Allusions like these feel just right for Remi Wolf, who comes across as naturally goofy and happy to show it; “Yeah I’m allergic/ But I like it a lot!” she sings on the psychedelic Cherries and Cream. Her song titles are pleasingly nonsensical, too – Frog Rock, for one. On Cinderella, she steps out and draws a crowd with a flavourful, horn-led bop that chronicles the many moods she cycled through while writing down these Big Ideas. Coupled with playful sound effects – kerchings, animal noises and whistles pop up throughout – the album lives somewhere between the sublime, sincere and ridiculous.  

Like any pop star worth their salt, Wolf can do confessional and introspective, too. On 2021’s Liquor Store, Wolf details her struggles with addiction, and she brings the same emotional candour to Soup – a slick, lung-buster blessed with sleek 80s riffs and a skyscraping chorus featuring a pop lyric all-timer: “I don’t wanna live without you.” Arguably, though, Big Ideas is at its best when channelling the energy of a strong-minded girl gang; a vibe, and a bond, that she’s building between herself and her fans.
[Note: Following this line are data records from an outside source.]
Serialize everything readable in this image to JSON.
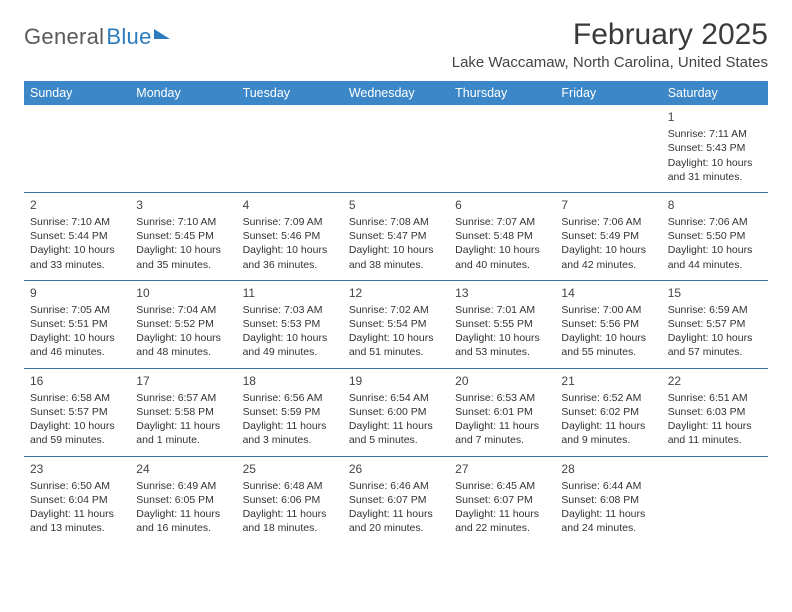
{
  "logo": {
    "textGray": "General",
    "textBlue": "Blue"
  },
  "header": {
    "month_title": "February 2025",
    "location": "Lake Waccamaw, North Carolina, United States"
  },
  "colors": {
    "header_bg": "#3b87c8",
    "header_text": "#ffffff",
    "row_border": "#3b6f9e",
    "body_text": "#333333",
    "title_text": "#3a3a3a",
    "logo_gray": "#5a5a5a",
    "logo_blue": "#2b7bbd",
    "background": "#ffffff"
  },
  "day_names": [
    "Sunday",
    "Monday",
    "Tuesday",
    "Wednesday",
    "Thursday",
    "Friday",
    "Saturday"
  ],
  "calendar": {
    "first_weekday_index": 6,
    "days": [
      {
        "n": 1,
        "sunrise": "7:11 AM",
        "sunset": "5:43 PM",
        "daylight": "10 hours and 31 minutes."
      },
      {
        "n": 2,
        "sunrise": "7:10 AM",
        "sunset": "5:44 PM",
        "daylight": "10 hours and 33 minutes."
      },
      {
        "n": 3,
        "sunrise": "7:10 AM",
        "sunset": "5:45 PM",
        "daylight": "10 hours and 35 minutes."
      },
      {
        "n": 4,
        "sunrise": "7:09 AM",
        "sunset": "5:46 PM",
        "daylight": "10 hours and 36 minutes."
      },
      {
        "n": 5,
        "sunrise": "7:08 AM",
        "sunset": "5:47 PM",
        "daylight": "10 hours and 38 minutes."
      },
      {
        "n": 6,
        "sunrise": "7:07 AM",
        "sunset": "5:48 PM",
        "daylight": "10 hours and 40 minutes."
      },
      {
        "n": 7,
        "sunrise": "7:06 AM",
        "sunset": "5:49 PM",
        "daylight": "10 hours and 42 minutes."
      },
      {
        "n": 8,
        "sunrise": "7:06 AM",
        "sunset": "5:50 PM",
        "daylight": "10 hours and 44 minutes."
      },
      {
        "n": 9,
        "sunrise": "7:05 AM",
        "sunset": "5:51 PM",
        "daylight": "10 hours and 46 minutes."
      },
      {
        "n": 10,
        "sunrise": "7:04 AM",
        "sunset": "5:52 PM",
        "daylight": "10 hours and 48 minutes."
      },
      {
        "n": 11,
        "sunrise": "7:03 AM",
        "sunset": "5:53 PM",
        "daylight": "10 hours and 49 minutes."
      },
      {
        "n": 12,
        "sunrise": "7:02 AM",
        "sunset": "5:54 PM",
        "daylight": "10 hours and 51 minutes."
      },
      {
        "n": 13,
        "sunrise": "7:01 AM",
        "sunset": "5:55 PM",
        "daylight": "10 hours and 53 minutes."
      },
      {
        "n": 14,
        "sunrise": "7:00 AM",
        "sunset": "5:56 PM",
        "daylight": "10 hours and 55 minutes."
      },
      {
        "n": 15,
        "sunrise": "6:59 AM",
        "sunset": "5:57 PM",
        "daylight": "10 hours and 57 minutes."
      },
      {
        "n": 16,
        "sunrise": "6:58 AM",
        "sunset": "5:57 PM",
        "daylight": "10 hours and 59 minutes."
      },
      {
        "n": 17,
        "sunrise": "6:57 AM",
        "sunset": "5:58 PM",
        "daylight": "11 hours and 1 minute."
      },
      {
        "n": 18,
        "sunrise": "6:56 AM",
        "sunset": "5:59 PM",
        "daylight": "11 hours and 3 minutes."
      },
      {
        "n": 19,
        "sunrise": "6:54 AM",
        "sunset": "6:00 PM",
        "daylight": "11 hours and 5 minutes."
      },
      {
        "n": 20,
        "sunrise": "6:53 AM",
        "sunset": "6:01 PM",
        "daylight": "11 hours and 7 minutes."
      },
      {
        "n": 21,
        "sunrise": "6:52 AM",
        "sunset": "6:02 PM",
        "daylight": "11 hours and 9 minutes."
      },
      {
        "n": 22,
        "sunrise": "6:51 AM",
        "sunset": "6:03 PM",
        "daylight": "11 hours and 11 minutes."
      },
      {
        "n": 23,
        "sunrise": "6:50 AM",
        "sunset": "6:04 PM",
        "daylight": "11 hours and 13 minutes."
      },
      {
        "n": 24,
        "sunrise": "6:49 AM",
        "sunset": "6:05 PM",
        "daylight": "11 hours and 16 minutes."
      },
      {
        "n": 25,
        "sunrise": "6:48 AM",
        "sunset": "6:06 PM",
        "daylight": "11 hours and 18 minutes."
      },
      {
        "n": 26,
        "sunrise": "6:46 AM",
        "sunset": "6:07 PM",
        "daylight": "11 hours and 20 minutes."
      },
      {
        "n": 27,
        "sunrise": "6:45 AM",
        "sunset": "6:07 PM",
        "daylight": "11 hours and 22 minutes."
      },
      {
        "n": 28,
        "sunrise": "6:44 AM",
        "sunset": "6:08 PM",
        "daylight": "11 hours and 24 minutes."
      }
    ]
  },
  "labels": {
    "sunrise_prefix": "Sunrise: ",
    "sunset_prefix": "Sunset: ",
    "daylight_prefix": "Daylight: "
  }
}
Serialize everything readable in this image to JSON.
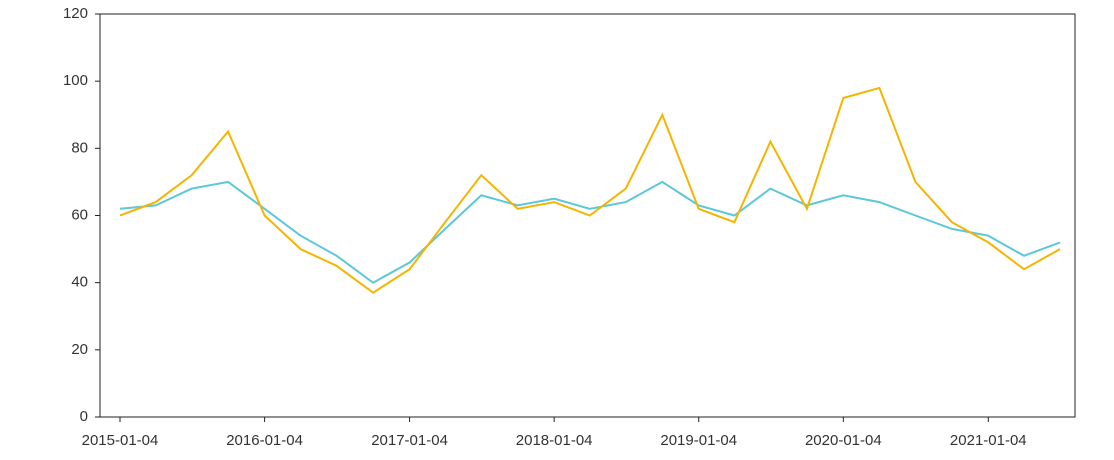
{
  "chart_data": {
    "type": "line",
    "x": [
      "2015-01-04",
      "2015-04-04",
      "2015-07-04",
      "2015-10-04",
      "2016-01-04",
      "2016-04-04",
      "2016-07-04",
      "2016-10-04",
      "2017-01-04",
      "2017-04-04",
      "2017-07-04",
      "2017-10-04",
      "2018-01-04",
      "2018-04-04",
      "2018-07-04",
      "2018-10-04",
      "2019-01-04",
      "2019-04-04",
      "2019-07-04",
      "2019-10-04",
      "2020-01-04",
      "2020-04-04",
      "2020-07-04",
      "2020-10-04",
      "2021-01-04",
      "2021-04-04",
      "2021-07-04"
    ],
    "series": [
      {
        "color": "#f5b400",
        "values": [
          60,
          64,
          72,
          85,
          60,
          50,
          45,
          37,
          44,
          58,
          72,
          62,
          64,
          60,
          68,
          90,
          62,
          58,
          82,
          62,
          95,
          98,
          70,
          58,
          52,
          44,
          50
        ]
      },
      {
        "color": "#5bc8d8",
        "values": [
          62,
          63,
          68,
          70,
          62,
          54,
          48,
          40,
          46,
          56,
          66,
          63,
          65,
          62,
          64,
          70,
          63,
          60,
          68,
          63,
          66,
          64,
          60,
          56,
          54,
          48,
          52
        ]
      }
    ],
    "xlim": [
      "2015-01-04",
      "2021-07-04"
    ],
    "xticks": [
      "2015-01-04",
      "2016-01-04",
      "2017-01-04",
      "2018-01-04",
      "2019-01-04",
      "2020-01-04",
      "2021-01-04"
    ],
    "ylim": [
      0,
      120
    ],
    "yticks": [
      0,
      20,
      40,
      60,
      80,
      100,
      120
    ]
  }
}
By the end of the album, you’ll totally want to join. 

There’s a lot of virality, humour and lore in pop right now – in Charli XCX’s club brattiness and Sabrina Carpenter’s femme bubblegum silliness especially – and with that framework very much in mind, Remi Wolf pulls off the increasingly difficult feat of cutting through the noise by making her own almighty racket. A charmer with a killer voice and fun, hooky, crossover tunes, Wolf comes across on Big Ideas as a true original.